先日読んだ社会心理学の入門書のテーマを営業の場面に応用した本です。ふつうサラリーマンは説得や交渉ごとを現場で体感的に覚えていきますが、本書はこれを社会心理学的に裏付けた本です。

営業のノウハウも、学問的な裏付けがあり、体系的に整理されていれば、いざというとき頭の引き出しから出しやすくなるかもしれません。

それにしても、社会心理学の学問的蓄積にも相当なものがあることがわかります。わが国以上に心理学に市民権のあるアメリカでも、やはりこういう感じで応用の効く営業ノウハウへの応用がなされているのでしょうか。

いずれ著者にお目にかかる機会があると思うので、そのときに伺ってみます。

それにしてもこの種の知識はキャッチセールスのノウハウとしても役立ちますので、諸刃の剣みたいなところがあります。悪魔のささやきにどうやって打ち克つのかというのは、また別に大きな問題になりえます。

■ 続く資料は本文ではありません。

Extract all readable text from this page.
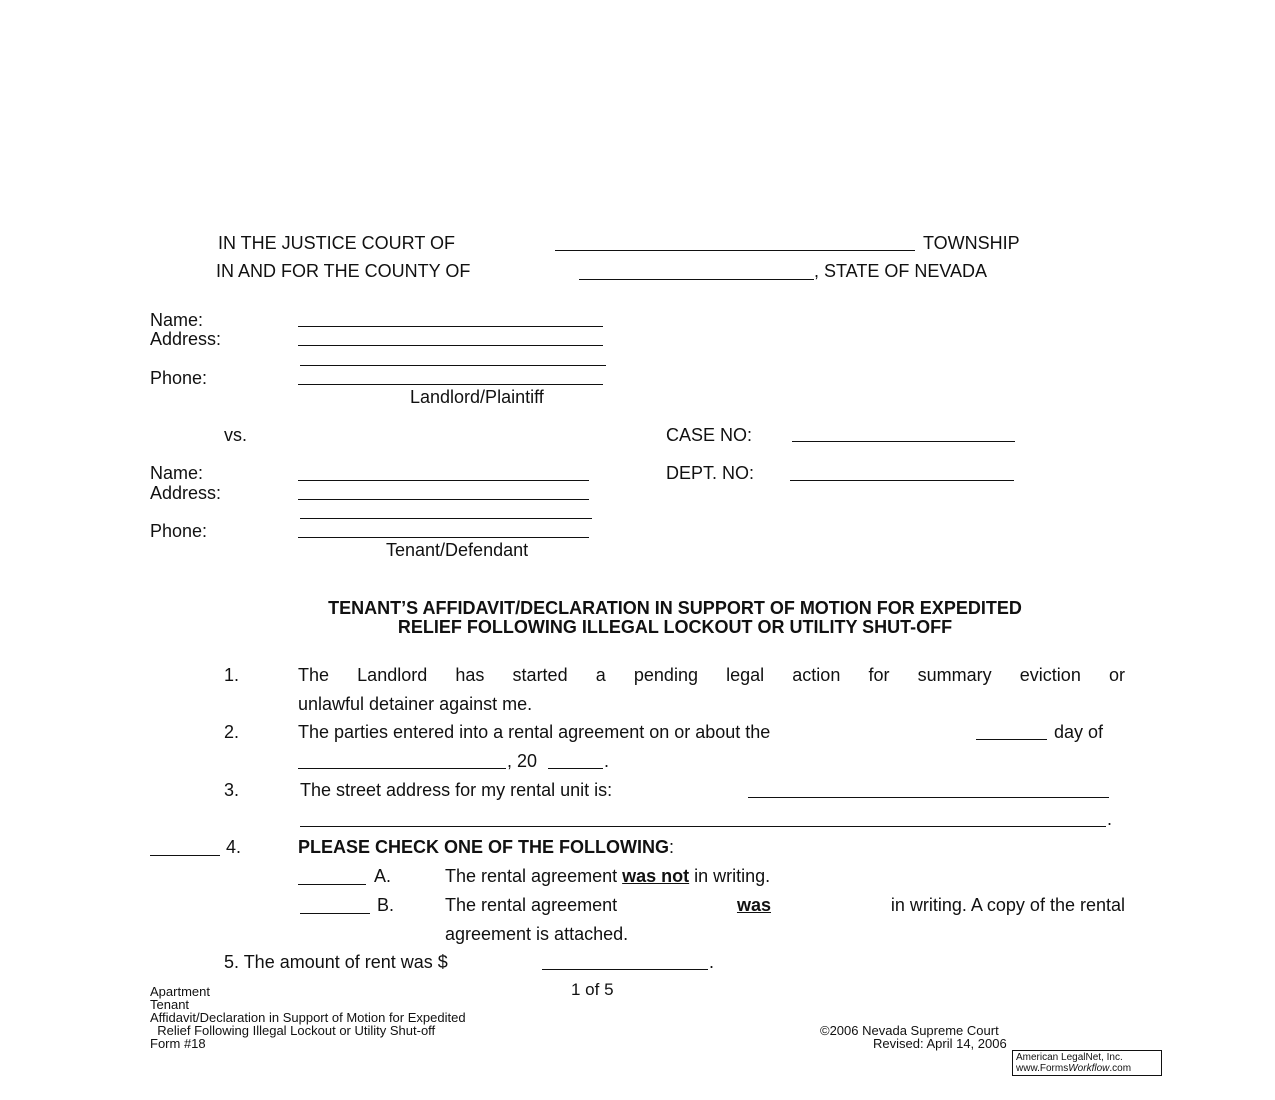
IN THE JUSTICE COURT OF	TOWNSHIP
IN AND FOR THE COUNTY OF	, STATE OF NEVADA
Name:
Address:
Phone:
Landlord/Plaintiff
vs.	CASE NO:
Name:	DEPT. NO:
Address:
Phone:
Tenant/Defendant
TENANT’S AFFIDAVIT/DECLARATION IN SUPPORT OF MOTION FOR EXPEDITED
RELIEF FOLLOWING ILLEGAL LOCKOUT OR UTILITY SHUT-OFF
1.	The Landlord has started a pending legal action for summary eviction or
unlawful detainer against me.
2.	The parties entered into a rental agreement on or about the	day of
, 20	.
3.	The street address for my rental unit is:
.
4.	PLEASE CHECK ONE OF THE FOLLOWING:
A.	The rental agreement was not in writing.
B.	The rental agreement	was	in writing. A copy of the rental
agreement is attached.
5. The amount of rent was $	.
Apartment
Tenant
Affidavit/Declaration in Support of Motion for Expedited
Relief Following Illegal Lockout or Utility Shut-off
Form #18
1 of 5
©2006 Nevada Supreme Court
Revised: April 14, 2006
American LegalNet, Inc.
www.FormsWorkflow.com
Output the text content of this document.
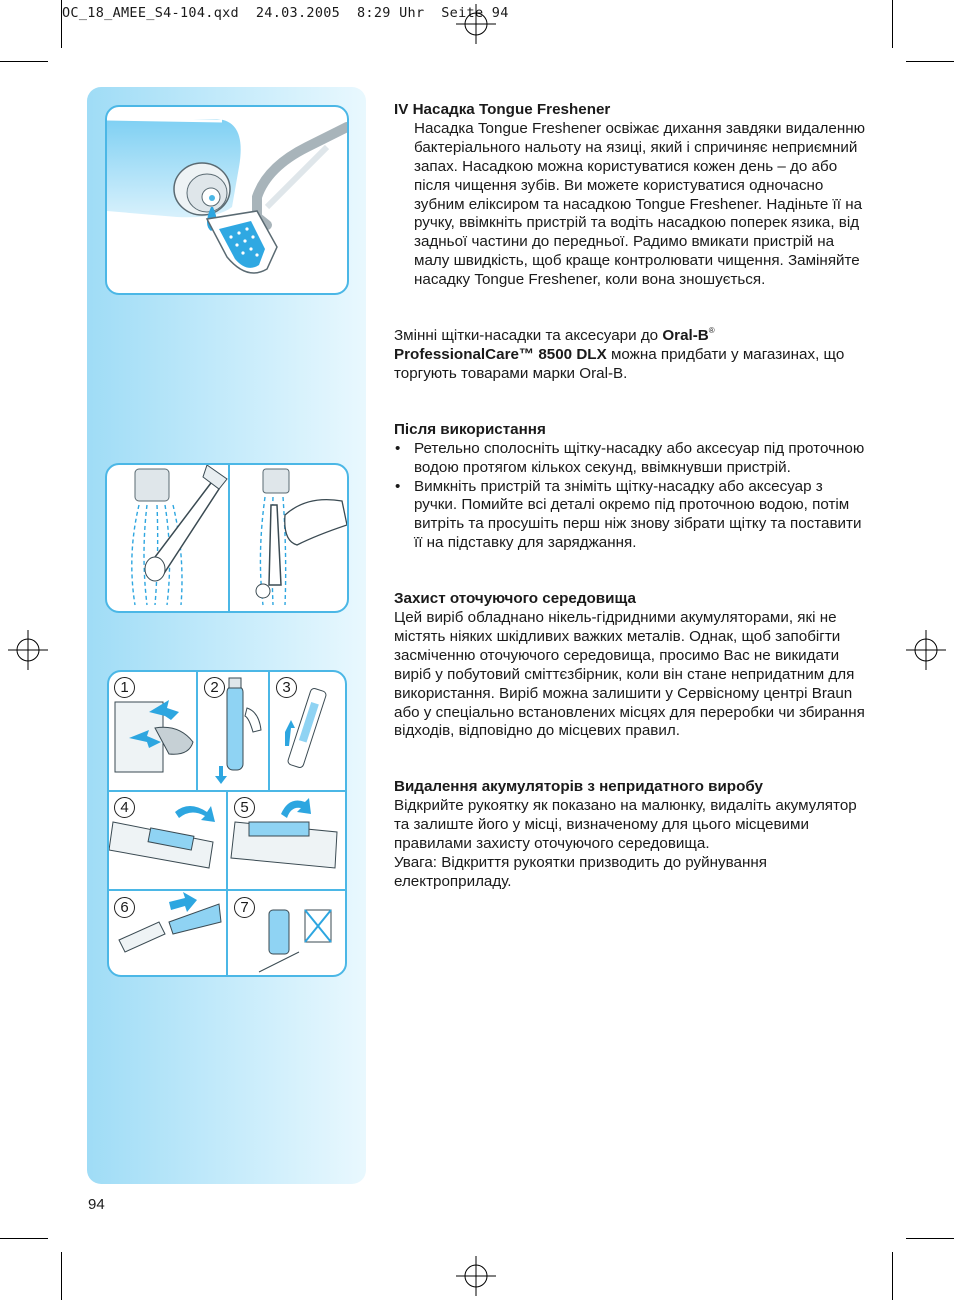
OC_18_AMEE_S4-104.qxd  24.03.2005  8:29 Uhr  Seite 94
1	2	3
4	5
6	7

IV Насадка Tongue Freshener

Насадка Tongue Freshener освіжає дихання завдяки видаленню бактеріального нальоту на язиці, який і спричиняє неприємний запах. Насадкою можна користуватися кожен день – до або після чищення зубів. Ви можете користуватися одночасно зубним еліксиром та насадкою Tongue Freshener. Надіньте її на ручку, ввімкніть пристрій та водіть насадкою поперек язика, від задньої частини до передньої. Радимо вмикати пристрій на малу швидкість, щоб краще контролювати чищення. Заміняйте насадку Tongue Freshener, коли вона зношується.

Змінні щітки-насадки та аксесуари до Oral-B®
ProfessionalCare™ 8500 DLX можна придбати у магазинах, що торгують товарами марки Oral-B.

Після використання

• Ретельно сполосніть щітку-насадку або аксесуар під проточною водою протягом кількох секунд, ввімкнувши пристрій.
• Вимкніть пристрій та зніміть щітку-насадку або аксесуар з ручки. Помийте всі деталі окремо під проточною водою, потім витріть та просушіть перш ніж знову зібрати щітку та поставити її на підставку для заряджання.

Захист оточуючого середовища

Цей виріб обладнано нікель-гідридними акумуляторами, які не містять ніяких шкідливих важких металів. Однак, щоб запобігти засміченню оточуючого середовища, просимо Вас не викидати виріб у побутовий сміттєзбірник, коли він стане непридатним для використання. Виріб можна залишити у Сервісному центрі Braun або у спеціально встановлених місцях для переробки чи збирання відходів, відповідно до місцевих правил.

Видалення акумуляторів з непридатного виробу

Відкрийте рукоятку як показано на малюнку, видаліть акумулятор та залиште його у місці, визначеному для цього місцевими правилами захисту оточуючого середовища.

Увага: Відкриття рукоятки призводить до руйнування електроприладу.

94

本書では、相手の会社のためにという姿勢の大切さが強調されていて、なるほど、と思わされます。

「いわば、共通の問題点を見つけて、お互いがその解決に向かって協力するという姿勢が大事です。それは単に、商品を提供すればいいということでは終わりません」(198頁)

「営業マンは単なる営業マンではなく、時に経営者的視点を求められることもある、そういう時代になりつつあるのです」(同頁)

また、「説得されにくい6つのタイプ」というのも深く納得しました。それは、

①プライドが高い
②心配性である
③攻撃的である
④権威主義的である
⑤知的水準が高い
⑥人の目を気にしない

というタイプですが、なんのことはありません。ダメ大学教授やダメ経営者によくあるタイプでした。こういう人をどう説得したらいいかは、かなり難しい問題です。そもそも意見を聞く姿勢がありませんからねえ。ホント、どうしましょう。